In a separate pan, sautee the garlic and the onion in the oil, over medium heat, until slightly browned, about 5 to 7 minutes.

Drain the carrots, yam, and cashews and transfer to a food processor. Add the garlic, onions, orange, vegetable broth, ginger, and pepper and puree until smooth.

In a dry skillet, toast the sunflower seeds until fragrant and slightly golden.

Divide the sup into 4 bowls and top each with 1 tablespoon of the roasted sunflower seeds.

Beauty Tip:

Cut out simple carbs and increase your protein intake. Simple carbohydrates are metabolized as sugar and radically affect hormonal balance, while whole grains and lean proteins can prevent breakouts.

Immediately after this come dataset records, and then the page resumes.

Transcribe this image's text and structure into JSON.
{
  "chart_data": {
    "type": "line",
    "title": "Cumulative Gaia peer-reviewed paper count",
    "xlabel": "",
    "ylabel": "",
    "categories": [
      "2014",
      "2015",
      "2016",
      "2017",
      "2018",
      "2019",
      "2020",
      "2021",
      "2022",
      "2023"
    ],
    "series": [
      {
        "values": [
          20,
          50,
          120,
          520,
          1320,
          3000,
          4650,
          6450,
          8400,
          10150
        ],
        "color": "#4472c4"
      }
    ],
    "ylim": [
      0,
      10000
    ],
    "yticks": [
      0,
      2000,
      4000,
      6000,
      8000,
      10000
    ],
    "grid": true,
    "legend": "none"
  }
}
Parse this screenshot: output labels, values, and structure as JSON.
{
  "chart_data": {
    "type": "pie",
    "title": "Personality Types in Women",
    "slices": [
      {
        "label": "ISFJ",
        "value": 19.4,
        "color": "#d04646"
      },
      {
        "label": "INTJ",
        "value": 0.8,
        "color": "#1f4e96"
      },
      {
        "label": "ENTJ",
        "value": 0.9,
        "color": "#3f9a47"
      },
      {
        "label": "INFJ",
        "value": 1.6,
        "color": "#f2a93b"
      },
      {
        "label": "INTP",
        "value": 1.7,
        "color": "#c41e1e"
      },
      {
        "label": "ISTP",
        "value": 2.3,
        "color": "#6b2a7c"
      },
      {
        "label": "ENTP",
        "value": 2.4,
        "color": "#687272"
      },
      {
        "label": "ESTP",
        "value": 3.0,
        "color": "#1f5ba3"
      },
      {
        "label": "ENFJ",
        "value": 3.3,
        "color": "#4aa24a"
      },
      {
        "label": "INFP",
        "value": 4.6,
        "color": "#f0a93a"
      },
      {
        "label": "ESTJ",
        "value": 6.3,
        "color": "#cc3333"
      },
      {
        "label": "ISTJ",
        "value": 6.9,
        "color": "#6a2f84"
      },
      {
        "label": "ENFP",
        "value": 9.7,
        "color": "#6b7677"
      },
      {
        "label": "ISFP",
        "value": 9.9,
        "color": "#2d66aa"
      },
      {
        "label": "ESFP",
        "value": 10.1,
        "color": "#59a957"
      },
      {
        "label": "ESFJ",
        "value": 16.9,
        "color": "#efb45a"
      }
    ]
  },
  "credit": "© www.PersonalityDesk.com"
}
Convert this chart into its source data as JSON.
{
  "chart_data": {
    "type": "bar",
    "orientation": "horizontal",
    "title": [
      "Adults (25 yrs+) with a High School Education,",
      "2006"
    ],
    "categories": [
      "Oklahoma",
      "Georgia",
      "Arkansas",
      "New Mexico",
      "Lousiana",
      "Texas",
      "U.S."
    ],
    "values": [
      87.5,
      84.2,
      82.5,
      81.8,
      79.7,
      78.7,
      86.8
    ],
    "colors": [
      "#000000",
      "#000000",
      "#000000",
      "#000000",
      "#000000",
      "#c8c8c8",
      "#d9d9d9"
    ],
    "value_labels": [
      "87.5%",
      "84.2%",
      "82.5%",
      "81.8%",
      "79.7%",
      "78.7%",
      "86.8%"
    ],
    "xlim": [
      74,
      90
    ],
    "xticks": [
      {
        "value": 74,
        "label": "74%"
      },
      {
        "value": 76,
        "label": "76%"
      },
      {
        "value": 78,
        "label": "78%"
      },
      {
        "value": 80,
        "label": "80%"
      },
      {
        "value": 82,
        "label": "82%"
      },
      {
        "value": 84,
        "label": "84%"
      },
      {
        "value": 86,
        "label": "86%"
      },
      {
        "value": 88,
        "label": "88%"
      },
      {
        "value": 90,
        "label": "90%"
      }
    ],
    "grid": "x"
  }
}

Cabbage may not seem like a nutrient-packed powerhouse, but with indole-3-carbinol, a powerful antioxidant that support detoxification in the liver, its cleansing benefits aren’t to be overlooked. Adding this salad to your diet is a step in the right direction on the the way to acne-free skin.

Here’s why: In helping to detoxify your liver, cabbage can help flush out the toxicities in your body, rather than letting them buildup in your bloodstream, ultimately wreaking havoc on your skin. Combined with healthy fats to keep skin hydrated, this salad is a deliciously crunchy way to a clear complexion.

Ingredients: Serves 2 to 4

4 Tsp apple cider vinegar

6 Tsp toasted sesame oil

6 Tsp honey

1/2 tsp salt

1/2 head red or green cabbage, shredded

2 scallions, chopped

3/4 cup almond slivers

2 Tsp sesame seeds

1 cup extra firm tofu

In a small bowl, whisk together the vinegar, toasted sesame oil, honey and salt.

toss the chopped cabbage and scallions with the dressing. Cover and refrigerate for 1 to 2 hours.

Toast almond slivers in the dry skillet until slightly browned.

Repeat with the sesame seeds.

Toss the almond and the sesame seed into the salad immediately prior to serving.

Top with tofu.

NOTE: If your acne is hormonally driven (often appearing around that time of the month and on your chin), skip the tofu in this recipe, as it may exacerbate hormonal blemishes.


One cup of oat contain over 16 grams of fiber, which not only helps keep you full for longer but also helps to keep blood glucose and insulin level stable, which when high, can increase acne inflammation, particularly if you suffer with cystic acne. it’s why in cultures with a diet free from insulin spiking processed foods, acne is virtually nonexistent. To keep blood sugar steady (and cystic acne at bay).

Ingredients: Serve 2

1 cup steel cut oats, soaked

1/2 cup cashews, soaked

12 medjool dates, pitted

1/4 tsp vanilla extract

2 Tsp extra-virgin cold-pressed coconut oil, liquefied

1/4 tsp seasalt

fresh berries (optional)

In separate bowls, soak the oats and the cashews overnight in enough filter water to cover each.

Strain the cashews before placing them in a high powered blender with the dates, vanilla extract, coconut oil, and salt. Add 3/4 cup water, blend until creamy, about 30 second.

Strain the soaked oats and put into a mixing bowl. Add the blended cashew milk to the oats and stir until well combined. Cover and refrigerate for 20 minutes before serving. Top with fresh berries.